スコットランドのグラスゴーで開催される今年のコモンウェルスゲームズ(CWG)。BBCでは、次世代放送を定義していくプロジェクトの一環として、ブラジルW杯に引き続き4K中継放送実験を行う。今回は、グラスゴー・サイエンスセンターでパブリックビューイングも行う。これはCWGの開催に合わせて、BBCスコットランドが主催する公共フェスティバルのイベントとして行われる。
今回もDTT(地デジ)と光伝送の2経由で実験放送を行うが、カメラフィードから配信までIPネットワークだけで行う、初めての試みも実施される。BBC R&DではIPネットワークの放送システムと運用を研究しており、オープンソースのソフトウェア・フレームワーク“IP Studio”を開発し、メタデータを利用、ハイビットレートで低遅延ストリーミング、タイミング/同期、配信構成や制御方法、IPプロダクションの利活用など、IPでライブプロダクションをするための定義を行っている。
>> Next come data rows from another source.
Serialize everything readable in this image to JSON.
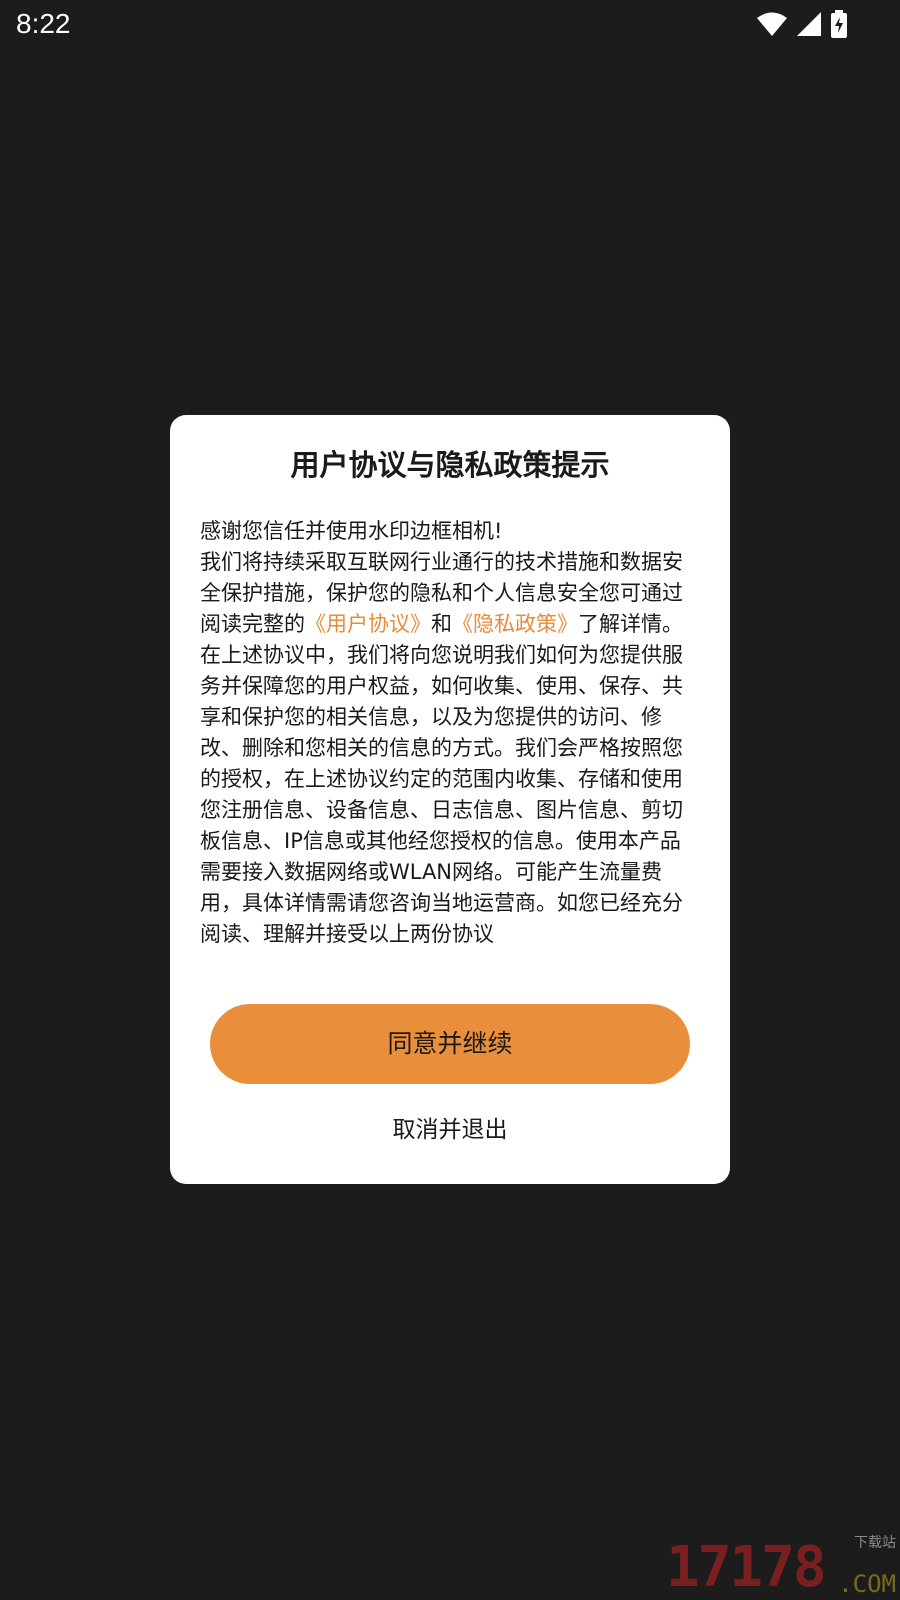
{
  "status_bar": {
    "time": "8:22",
    "icons": [
      "wifi-icon",
      "signal-icon",
      "battery-charging-icon"
    ]
  },
  "dialog": {
    "title": "用户协议与隐私政策提示",
    "intro": "感谢您信任并使用水印边框相机!",
    "para1_before": "我们将持续采取互联网行业通行的技术措施和数据安全保护措施，保护您的隐私和个人信息安全您可通过阅读完整的",
    "user_agreement_link": "《用户协议》",
    "and_text": "和",
    "privacy_policy_link": "《隐私政策》",
    "para1_after": "了解详情。",
    "para2": "在上述协议中，我们将向您说明我们如何为您提供服务并保障您的用户权益，如何收集、使用、保存、共享和保护您的相关信息，以及为您提供的访问、修改、删除和您相关的信息的方式。我们会严格按照您的授权，在上述协议约定的范围内收集、存储和使用您注册信息、设备信息、日志信息、图片信息、剪切板信息、IP信息或其他经您授权的信息。使用本产品需要接入数据网络或WLAN网络。可能产生流量费用，具体详情需请您咨询当地运营商。如您已经充分阅读、理解并接受以上两份协议",
    "agree_label": "同意并继续",
    "cancel_label": "取消并退出"
  },
  "colors": {
    "background": "#1c1c1c",
    "dialog": "#ffffff",
    "accent": "#e98e3b",
    "link": "#e88c3a"
  },
  "watermark": {
    "digits": "17178",
    "small": "下载站",
    "suffix": ".COM"
  }
}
ライブプロダクションでは、このIP Studioを活用する。
BBC R&Dの伝送システムは専用回線を使わず、既存のバージンメディア・ビジネスの光回線でCWG競技現場とR&D施設を結び、R&D施設からサイエンスセンターまではシスコのスイッチとJoint Academic Networkのインフラを利用し、そしてサイエンスセンター施設内にある4Kテレビへは、既存の超高速ブロードバンドインフラを利用する。
BBCはこの実験放送からも、次世代のIP・DTTハイブリッド放送の在り方を探究していく。